Use the Columns manager to show/hide columns and the Export button to download your lead list for ordering synthesis.

Clonotype space

This tab displays the same UMAP visualization from the upstream Clonotype Space block but automatically highlights your selected candidates. This is a crucial view for confirming that your antibody leads are distributed across the repertoire and not concentrated in a single, similar region.

What to look for:

  • Broad coverage: Selected leads (highlighted) should be distributed across different regions of the UMAP
  • Avoiding over-representation: No single cluster should dominate your selection unless it's truly the best by your ranking criteria

Multiple sequence alignment

This view generates a sequence alignment of your selected leads (e.g., for the VDJRegionInFrame sequence).

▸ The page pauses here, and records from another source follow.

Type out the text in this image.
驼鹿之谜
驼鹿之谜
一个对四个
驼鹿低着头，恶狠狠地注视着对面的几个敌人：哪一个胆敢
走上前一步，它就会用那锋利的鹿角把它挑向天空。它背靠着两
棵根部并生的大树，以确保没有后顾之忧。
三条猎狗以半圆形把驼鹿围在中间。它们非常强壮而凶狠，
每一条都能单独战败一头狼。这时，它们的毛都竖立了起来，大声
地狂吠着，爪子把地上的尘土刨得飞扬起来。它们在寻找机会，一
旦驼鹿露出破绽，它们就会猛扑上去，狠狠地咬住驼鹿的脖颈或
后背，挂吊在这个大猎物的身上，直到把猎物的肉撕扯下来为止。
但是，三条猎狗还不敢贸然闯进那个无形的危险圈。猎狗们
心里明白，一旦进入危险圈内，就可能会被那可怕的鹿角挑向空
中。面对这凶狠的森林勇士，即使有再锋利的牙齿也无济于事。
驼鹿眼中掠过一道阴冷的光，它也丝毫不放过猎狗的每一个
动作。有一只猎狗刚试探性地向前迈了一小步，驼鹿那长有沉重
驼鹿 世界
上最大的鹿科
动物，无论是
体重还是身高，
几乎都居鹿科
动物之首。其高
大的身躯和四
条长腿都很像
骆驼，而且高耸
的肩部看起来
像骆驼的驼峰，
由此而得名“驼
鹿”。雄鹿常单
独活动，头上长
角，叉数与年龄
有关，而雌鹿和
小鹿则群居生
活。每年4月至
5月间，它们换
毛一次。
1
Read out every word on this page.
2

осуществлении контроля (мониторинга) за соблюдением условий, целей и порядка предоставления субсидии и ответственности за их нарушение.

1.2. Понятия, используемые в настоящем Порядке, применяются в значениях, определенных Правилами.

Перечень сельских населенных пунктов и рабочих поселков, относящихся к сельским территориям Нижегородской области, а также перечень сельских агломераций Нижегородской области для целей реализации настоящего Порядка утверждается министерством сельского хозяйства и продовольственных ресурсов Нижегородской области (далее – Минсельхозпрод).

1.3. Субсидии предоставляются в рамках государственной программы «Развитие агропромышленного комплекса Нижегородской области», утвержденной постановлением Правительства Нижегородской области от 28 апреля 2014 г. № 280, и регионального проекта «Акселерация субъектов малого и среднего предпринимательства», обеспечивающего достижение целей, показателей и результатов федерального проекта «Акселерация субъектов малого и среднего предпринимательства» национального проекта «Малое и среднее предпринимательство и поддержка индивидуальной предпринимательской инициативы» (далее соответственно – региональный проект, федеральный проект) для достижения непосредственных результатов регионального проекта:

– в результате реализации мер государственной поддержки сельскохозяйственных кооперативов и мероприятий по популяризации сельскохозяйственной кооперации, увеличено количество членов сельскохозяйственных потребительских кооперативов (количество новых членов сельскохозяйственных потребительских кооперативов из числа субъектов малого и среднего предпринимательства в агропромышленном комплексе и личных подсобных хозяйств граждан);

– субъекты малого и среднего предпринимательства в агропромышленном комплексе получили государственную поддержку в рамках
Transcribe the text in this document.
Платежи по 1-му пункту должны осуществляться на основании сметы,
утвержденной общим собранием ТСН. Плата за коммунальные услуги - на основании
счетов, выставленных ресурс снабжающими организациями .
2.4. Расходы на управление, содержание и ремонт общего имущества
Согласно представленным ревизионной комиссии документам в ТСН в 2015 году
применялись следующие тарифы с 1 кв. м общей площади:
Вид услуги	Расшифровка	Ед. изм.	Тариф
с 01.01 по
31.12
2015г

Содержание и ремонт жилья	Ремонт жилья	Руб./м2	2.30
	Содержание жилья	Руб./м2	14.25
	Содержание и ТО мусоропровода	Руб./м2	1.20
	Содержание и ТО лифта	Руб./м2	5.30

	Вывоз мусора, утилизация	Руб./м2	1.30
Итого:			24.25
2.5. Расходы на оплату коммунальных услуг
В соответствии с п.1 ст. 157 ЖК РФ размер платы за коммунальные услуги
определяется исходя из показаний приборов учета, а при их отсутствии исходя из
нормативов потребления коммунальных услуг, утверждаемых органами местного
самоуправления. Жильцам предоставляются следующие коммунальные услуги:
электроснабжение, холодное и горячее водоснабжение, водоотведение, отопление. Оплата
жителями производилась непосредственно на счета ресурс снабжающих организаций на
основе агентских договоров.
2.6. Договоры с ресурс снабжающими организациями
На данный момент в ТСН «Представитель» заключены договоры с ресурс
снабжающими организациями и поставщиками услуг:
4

It serves as a direct visual confirmation of their sequence diversity.

Features:

  • Color by Chemical Properties to identify conserved vs variable regions
  • Highlight CDRs and Frameworks to see where diversity is concentrated
  • Customize which sequences and labels are shown
  • Use the phylogenetic tree view to understand relationships between your selected leads

Spectratype and gene usage

These plots show the distribution of CDR3 lengths and V/J gene usage for your selected antibody leads.

What to look for:

  • Diverse spectratype: A broad distribution of CDR3 lengths indicates structural diversity
  • Multiple gene families: Usage of different V and J genes suggests your selection isn't biased toward a single germline origin
  • Warning signs: A highly skewed plot (single peak, single gene) might indicate insufficient diversity, which could mean you need to adjust your diversification settings or select more leads

Best practices and tips

For in vivo discovery workflows

  1. Start with preset defaults: The In Vivo preset provides validated filtering and ranking criteria
  2. Monitor mutation quality: Use CDR mutation fraction > 0.5 to avoid framework-heavy clones
  3. Don't over-filter on mutations: Near-germline antibodies can still be potent; the composite score already balances this
  4. Select enough leads: For a diverse panel, aim for at least 50-100 leads to represent the sequence space

For in vitro display workflows

  1. Verify enrichment thresholds: The default 1.0 log₂ fold change is a good start, but adjust based on your panning stringency
  2. Use antigen specificity analysis: When the Clonotype Enrichment block is configured with target and control antigens:
    • Filter by Binding Specificity to select target-specific binders that show minimal binding to control antigens
    • Filter by Enrichment Quality to remove low-confidence hits with inconsistent enrichment patterns
    • Rank by Max Enrichment to prioritize the most highly enriched candidates
    • These metrics help eliminate non-specific binders and low-quality enrichment signals
  3. Combine with functional data: If you have ELISA or binding data (via the Functional Assay Data block), add it as a ranking criterion
  4. Consider multiple rounds: Rank by final-round enrichment first, then by earlier rounds to find consistent binders

General tips

  1. Use diversification: Always enable diversification by cluster unless you specifically want to allow multiple similar sequences
  2. Iterate quickly: Use a small number (e.g., 20 leads) for initial visualization, then increase once you're confident in the settings
  3. Check the UMAP: The Clonotype Space visualization is the fastest way to verify diversity
  4. Export and track: Download your lead table with all metadata for reproducibility

By combining preset-specific defaults, the composite In Vivo Score, diversified ranking, and integrated visualizations, you can quickly and confidently move from a large pool of potential antibodies to a refined, high-quality list of candidates ready for the next stage of discovery.